# Jeremiah 30



## ReformedWretch (Oct 25, 2004)

What time was this passage refering to? Dispensationalists say it speaks of the final week or the time of Jacobs trouble. What does it truely speak of?


----------



## Contra_Mundum (Oct 26, 2004)

This is going to be far to short to really handle the issues here...

In short, the passage appears, at first reading, to promise:
1) a physical deliverance -- which is most obviously from the Babylonian captivity, and
2) a spiritual deliverance -- which is fully realized in the Messiah.

This is consistent with the prophets generally. Their "vision" is not linear, that is, a "telescopic" veiw of future things, nor delimited by a lack of perspective (the dispensational "two mountain" theory). 

Actually, the prophet's "difficulty" (if we can even use that denigrating language to describe their efforts at communicating their revelations to us) is that they are describing a "heavenly" vision, a supra-natural vision of human history. Having been brought in some manner (bodily, spiritually, by vision, in a dream, etc.) into the presence of God, into his throne room as it were, they are given his message, they are presented with his vision for the people.

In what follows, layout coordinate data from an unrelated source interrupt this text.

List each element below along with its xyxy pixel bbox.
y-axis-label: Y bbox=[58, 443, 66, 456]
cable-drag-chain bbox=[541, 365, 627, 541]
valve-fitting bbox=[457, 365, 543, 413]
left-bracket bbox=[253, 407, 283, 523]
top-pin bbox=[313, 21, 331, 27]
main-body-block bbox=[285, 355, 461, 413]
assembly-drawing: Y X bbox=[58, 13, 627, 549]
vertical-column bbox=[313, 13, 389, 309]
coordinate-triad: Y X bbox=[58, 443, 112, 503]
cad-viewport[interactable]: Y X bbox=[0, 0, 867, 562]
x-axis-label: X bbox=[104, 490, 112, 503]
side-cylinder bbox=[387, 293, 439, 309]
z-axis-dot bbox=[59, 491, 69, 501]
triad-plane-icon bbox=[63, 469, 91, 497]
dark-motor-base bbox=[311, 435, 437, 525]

It is *GOD'S* perspective that they then relate. The prophets _themselves_ return to their own witness to be taught.

Sorry. That is a lot to chew on...


----------



## Puritan Sailor (Oct 26, 2004)

I agree with Bruce. Remember, the prophets had to condescend to the people of their time. They had to speak in a way which made these visions easily understandable to their readers/hearers. So you may see illustrations used of the kingdom, land, temple, etc. but they are being used as pictures from their own time to explain the revealed truths from the prophets.


----------



## ReformedWretch (Oct 27, 2004)

Thanks guys.

So the restoration here is from the Babloyanina captivity? I have disoy's telling me how it's about a future restoration.


----------